Major-label record companies are big business. They only "put the nail" in the coffin AFTER it became evident that popular metal was "dying". It's simple economics. If these bands were all still generating ton$ of money, the record companies would have been behind them 100%.
Once the Nirvana sound took off, record companies backed similar bands.
It's supply and demand. Once demand began to cease, the supplu began to shrink as well (ie: cutting these bands from major labels).
And, in my view, grunge is nothing more than another arm of "hard rock". Heck, Alice in Chains is/was alot more "metal" than bands such as Slaughter or Poison, or any others could have ever hoped to have been.
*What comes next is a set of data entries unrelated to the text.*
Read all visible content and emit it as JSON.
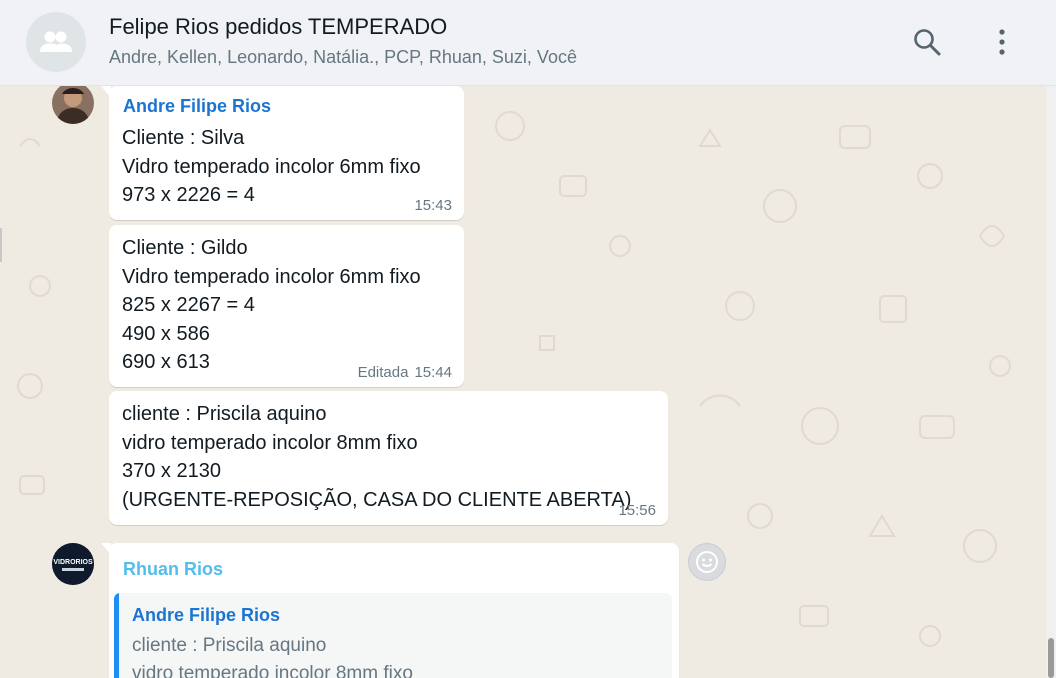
{
  "header": {
    "title": "Felipe Rios pedidos TEMPERADO",
    "members": "Andre, Kellen, Leonardo, Natália., PCP, Rhuan, Suzi, Você",
    "group_avatar_icon": "group-icon",
    "search_icon": "search-icon",
    "menu_icon": "more-vertical-icon"
  },
  "messages": [
    {
      "sender": "Andre Filipe Rios",
      "lines": [
        "Cliente : Silva",
        "Vidro temperado incolor 6mm fixo",
        "973 x 2226 = 4"
      ],
      "time": "15:43"
    },
    {
      "lines": [
        "Cliente : Gildo",
        "Vidro temperado incolor 6mm fixo",
        "825 x 2267 = 4",
        "490 x 586",
        "690 x 613"
      ],
      "edited": "Editada",
      "time": "15:44"
    },
    {
      "lines": [
        "cliente : Priscila aquino",
        "vidro temperado incolor 8mm fixo",
        "370 x 2130",
        "(URGENTE-REPOSIÇÃO, CASA DO CLIENTE ABERTA)"
      ],
      "time": "15:56"
    },
    {
      "sender": "Rhuan Rios",
      "avatar_text": "VIDRORIOS",
      "quote": {
        "sender": "Andre Filipe Rios",
        "lines": [
          "cliente : Priscila aquino",
          "vidro temperado incolor 8mm fixo"
        ]
      }
    }
  ],
  "colors": {
    "andre_name": "#1b75d0",
    "rhuan_name": "#53bdeb",
    "chat_background": "#efeae2",
    "header_background": "#f0f2f5"
  },
  "emoji_icon": "emoji-icon"
}
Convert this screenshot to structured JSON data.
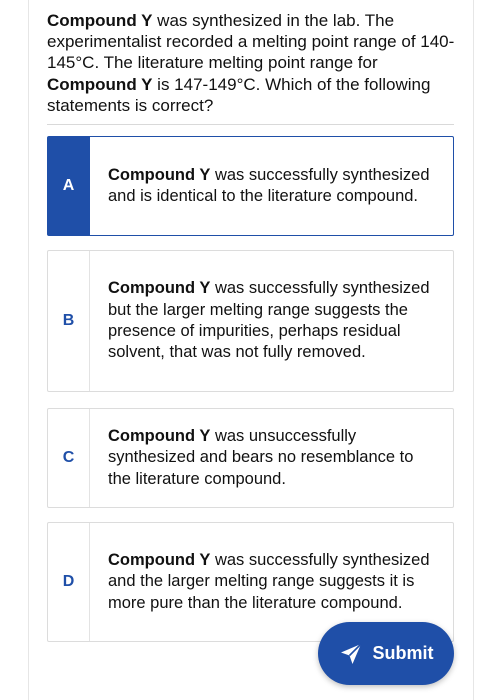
{
  "question": {
    "compound_name": "Compound Y",
    "part1": " was synthesized in the lab. The experimentalist recorded a melting point range of 140-145°C. The literature melting point range for ",
    "part2": " is 147-149°C. Which of the following statements is correct?"
  },
  "options": [
    {
      "letter": "A",
      "compound_name": "Compound Y",
      "text": " was successfully synthesized and is identical to the literature compound.",
      "selected": true
    },
    {
      "letter": "B",
      "compound_name": "Compound Y",
      "text": " was successfully synthesized but the larger melting range suggests the presence of impurities, perhaps residual solvent, that was not fully removed.",
      "selected": false
    },
    {
      "letter": "C",
      "compound_name": "Compound Y",
      "text": " was unsuccessfully synthesized and bears no resemblance to the literature compound.",
      "selected": false
    },
    {
      "letter": "D",
      "compound_name": "Compound Y",
      "text": " was successfully synthesized and the larger melting range suggests it is more pure than the literature compound.",
      "selected": false
    }
  ],
  "submit": {
    "label": "Submit",
    "icon": "send-icon"
  },
  "colors": {
    "accent": "#1f4fa8",
    "border": "#dcdcdc",
    "text": "#111111"
  }
}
Ironically, certain metal bands achieved the GREATEST success during the early 90s: Metallica, Guns r Roses, Ozzy Osbourne (No More Tears is his best selling album), Megadeth, etc.
If the QUALITY of the music had remained strong, the demand would have remained strong.
Instead, Priest broke up; Maiden started releasing garbage; Vince left the Crue; Slayer & Queensryche both took FOUR years between releases, Ac/Dc took 5.......these are some of the major factors as to why 'traditional metal' died.
But, that's a blessing in disguise. Metal works BEST when it's underground.